Teacher/student relationship

Mon, 05/11/2009 - 12:27
Submitted by worldurge

It has been about ten years since Mary Kay Letourneau was caught with her 12-year-old lover and student Villi.  Since then the media is glutting itself on teachers who have been caught with their students.  A 34-year-old female teacher from Florida, Janet Hughes, is one of the latest casualties.  She was caught with a 16-year-old male minor in the back of her van in a church parking lot by two police detectives who were there for an unrelated cause.  Her arrest occurred in April of 2007; her sentence will be July 9, 2009.  She could get from one to six years.  Not bad in today's criminal justice meat grinder.  Here's the stinger: After her release she is further sentenced to ten years of agonising sex offender probation, while a global-positioning device will be locked on her and four-times-a-year registration.  And most devastating of all: this lovely woman will be labled a "sexual predator" for life.

It's all on the Internet.  Google Janet Hughes and you can read all about it.

Okay: so she was a responsible adult in a position of authority.  But why the extremism?  I think it's totally unfair.  If anybody's a victim here, it's Janet. 

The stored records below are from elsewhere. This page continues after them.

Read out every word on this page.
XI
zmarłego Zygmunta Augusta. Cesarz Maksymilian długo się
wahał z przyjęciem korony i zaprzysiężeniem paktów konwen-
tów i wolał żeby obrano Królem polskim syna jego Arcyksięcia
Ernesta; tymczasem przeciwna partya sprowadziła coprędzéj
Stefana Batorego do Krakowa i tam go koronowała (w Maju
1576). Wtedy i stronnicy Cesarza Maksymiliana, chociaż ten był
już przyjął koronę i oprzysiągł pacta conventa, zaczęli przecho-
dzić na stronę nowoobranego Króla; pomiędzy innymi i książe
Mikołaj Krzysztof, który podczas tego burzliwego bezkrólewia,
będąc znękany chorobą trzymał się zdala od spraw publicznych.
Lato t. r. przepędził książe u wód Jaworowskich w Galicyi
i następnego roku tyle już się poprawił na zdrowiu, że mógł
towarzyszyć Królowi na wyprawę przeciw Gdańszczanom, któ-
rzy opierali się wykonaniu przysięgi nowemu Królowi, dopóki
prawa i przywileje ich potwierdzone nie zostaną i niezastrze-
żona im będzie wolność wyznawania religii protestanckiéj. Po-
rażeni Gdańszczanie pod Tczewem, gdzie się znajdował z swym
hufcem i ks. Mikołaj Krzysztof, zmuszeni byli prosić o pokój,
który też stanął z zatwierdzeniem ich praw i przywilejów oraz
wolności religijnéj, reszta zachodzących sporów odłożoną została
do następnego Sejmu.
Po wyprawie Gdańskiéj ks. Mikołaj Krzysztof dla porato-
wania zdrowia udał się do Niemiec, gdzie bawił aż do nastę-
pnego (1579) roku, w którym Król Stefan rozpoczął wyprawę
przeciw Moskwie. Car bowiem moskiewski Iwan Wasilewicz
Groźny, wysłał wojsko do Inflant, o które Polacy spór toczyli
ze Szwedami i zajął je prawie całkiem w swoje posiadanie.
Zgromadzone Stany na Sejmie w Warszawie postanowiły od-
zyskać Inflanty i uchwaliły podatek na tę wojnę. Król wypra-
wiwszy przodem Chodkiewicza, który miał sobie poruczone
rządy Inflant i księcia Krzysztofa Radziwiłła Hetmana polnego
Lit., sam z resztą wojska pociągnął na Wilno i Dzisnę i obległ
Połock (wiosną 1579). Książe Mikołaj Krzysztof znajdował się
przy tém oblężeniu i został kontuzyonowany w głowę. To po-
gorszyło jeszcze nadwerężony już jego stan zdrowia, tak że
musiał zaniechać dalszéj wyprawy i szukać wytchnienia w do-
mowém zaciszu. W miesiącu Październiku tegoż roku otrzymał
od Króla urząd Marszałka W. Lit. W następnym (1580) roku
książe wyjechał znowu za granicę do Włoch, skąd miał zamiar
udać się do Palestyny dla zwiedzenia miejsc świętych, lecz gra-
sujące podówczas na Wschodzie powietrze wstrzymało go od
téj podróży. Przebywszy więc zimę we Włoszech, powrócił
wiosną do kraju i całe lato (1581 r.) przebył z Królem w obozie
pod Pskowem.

What has galvinized me to take up the banner of this woman's unfair treatment is the widespread cruelty of the majority of bloggers that have posted comments in the sphere of virtual discourse.  It is stunning.  And heartbreaking.  Hence, my participation for people being people regardless of "position of authority" and the age of consent Iron Curtain.

Ronnie

Disagree strongly

NickN's picture
Mon, 05/11/2009 - 13:28

Ronnie,

I think you have to examine your motives for wishing to support adults having sex with children. In my view there is no excuse that makes a difference. As adults we are responsible for ensuring that the power-relations between adults and children allow children to grow up with out undue pressure and complication. The early and often commercialised (just look at advertising) sexualisation of children as objects for the adult gaze is hugely damaging in my view to the children and culture generally. 

Clearly, puberty is a marker in terms of a person's reproductive life and we are all born as sexual beings. But society MUST draw a line between the 'child' and the 'adult' to ensure that a child grows up with his or her sexuality free from adult control and manipulation; that means there must be an age-limit that is respected wholeheartedly by all adults. The fact that some teenagers are more mature in their thinking than some adults does not give the irresponsible adults a charter for having sex with under-age teens or children.

The age of consent is fixed as a societal norm to ensure that children are protected and adults are kept in their place. Arguments for and against what that age should be are a matter for debate within the political arena and, clearly, there is no 'correct' age between 15 and 18 and, for most countries, 16 is a good enough marker. However, it is weird in the extreme and irresponsible for mature adults to even wish to have sex with teenagers: the lack of maturity, the wish to have power over others and the wish to risk a younger person's emotional development is, in my view, abhorrent.